The serine-threonine kinase AKT (known also as Protein Kinase B) phosphorylates various protein substrates to regulate many key physiological processes, such as cell cycle, glucose metabolism, cell growth and survival, angiogenesis and protein synthesis (Brazil, et al. (2002) Cell 111:293-303). Stimulation of its catalytic activity is triggered by phosphatidylinositol 3 kinase and results from the PtdIns(3,4,5)P-dependent recruitment of AKT, from the cytoplasm to the membrane, as well as the phosphorylation of two regulatory residues, Thr-308 and Ser-473. Phosphorylation of Thr-308, catalyzed by PDK-1, is required for AKT activity, and this activity is augmented, ˜10 fold, by Ser-473 phosphorylation (Alessi, et al. (1996) EMBO J. 15:6541-6551; Brazil, et al. (2002) supra).

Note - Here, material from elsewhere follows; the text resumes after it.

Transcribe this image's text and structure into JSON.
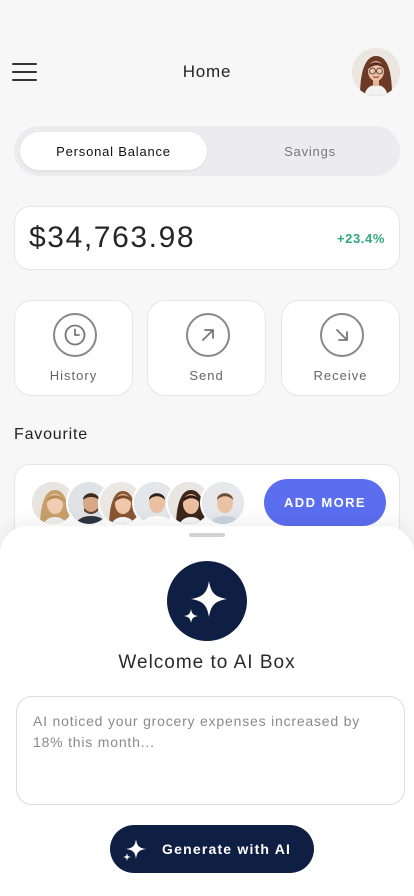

Protein Kinase A (PKA) is ubiquitously expressed in mammalian cells and regulates important cellular processes such as growth, development, memory, metabolism, gene expression, and lipolysis. The PKA holoenzyme exists as an inactive complex and is composed of two catalytic (PKAc) and regulatory (PKA RI & RII) subunits. Binding of cAMP facilitates the dissociation and activation of catalytic subunits. Each catalytic subunit is composed of a small and large lobe, with the active site forming a cleft between the two lobes. The small lobe provides the binding site for ATP, and the large lobe provides catalytic residues and a docking surface for peptide/protein substrates. The activation loop in the large lobe contains a phosphorylation site, Thr-197, which is essential for catalysis (Adams, et al. (1995) Biochemistry 34:2447-2454).
Deregulation of AKT signaling pathway is known to be directly associated with some of the most prevalent and incurable human disorders such as cancer, neurodegenerative and psychiatric brain disorders (Blain and Massague (2002) Nat. Med. 8:1076-1078; Brazil, et al. (2004) Trends Biochem. Sci. 29:233-242; Chen, et al. (2003) Cell 113:457-468; Colin, et al. (2005) Eur. J. Neurosci. 21:1478-1488; Emamian, et al. (2004) Nat. Genetics 36:131-137; Griffin, et al. (2005) J. Neurochem. 93:105-117; Liang, et al. (2002) Nat. Med. 8:1153-1160; Shin, et al. (2002) Nat. Med. 8:1145-1152; Viglietto, et al. (2002) Nat. Med. 8:1136-1144). It is well-established that the hyperactivity of AKT is part of the pathologic process in several types of the most prevalent human malignancies (Brazil, et al. (2004) supra), including breast cancer, prostate cancer, lung cancer, gastrointestinal tumors, pancreatic cancer, hepatocellular carcinoma, thyroid cancer, and central nervous system malignancies (such as glioblastoma and gliomas). Association of AKT function with several neurodegenerative brain disorders such as the Alzheimer's disease (AD), Huntington's disease (HD), spinocerebellar ataxia type 1 (SCA1), and amyotrophic lateral sclerosis (ALS), have also been reported (Griffin, et al. (2005) supra; Colin, et al. (2005) supra; Saudou, et al. (1998) Cell 95:55-66; Chen, et al. (2003) supra; Emamian, et al. (2003)Neuron 38:375-387; Kaspar, et al. (2003)Science 301:839-842).
An impairment in the AKT signaling pathway is also involved in schizophrenia (Emamian, et al. (2004) supra). The genetic association of AKT1 gene with schizophrenia has been identified in European (Schwab, et al. (2005) Biol. Psychiatry 58:446-450) and Japanese (Ikeda, et al. (2004) Biol. Psychiatry 56:698-700) populations. Moreover, the PKA signaling pathway has been found to mediate the interaction of DISC1 and PDE4B, genetic factors known to be associated with higher risk for schizophrenia (Millar, et al. (2005) Science 310:1187-1191).
Given the association of AKT with some of the most prevalent and incurable human diseases, including cancer, neurodegenerative and psychiatric disorders, there is a need in the art to identify agents which interact with and modulate the activity of AKT. The present invention meets this need in the art.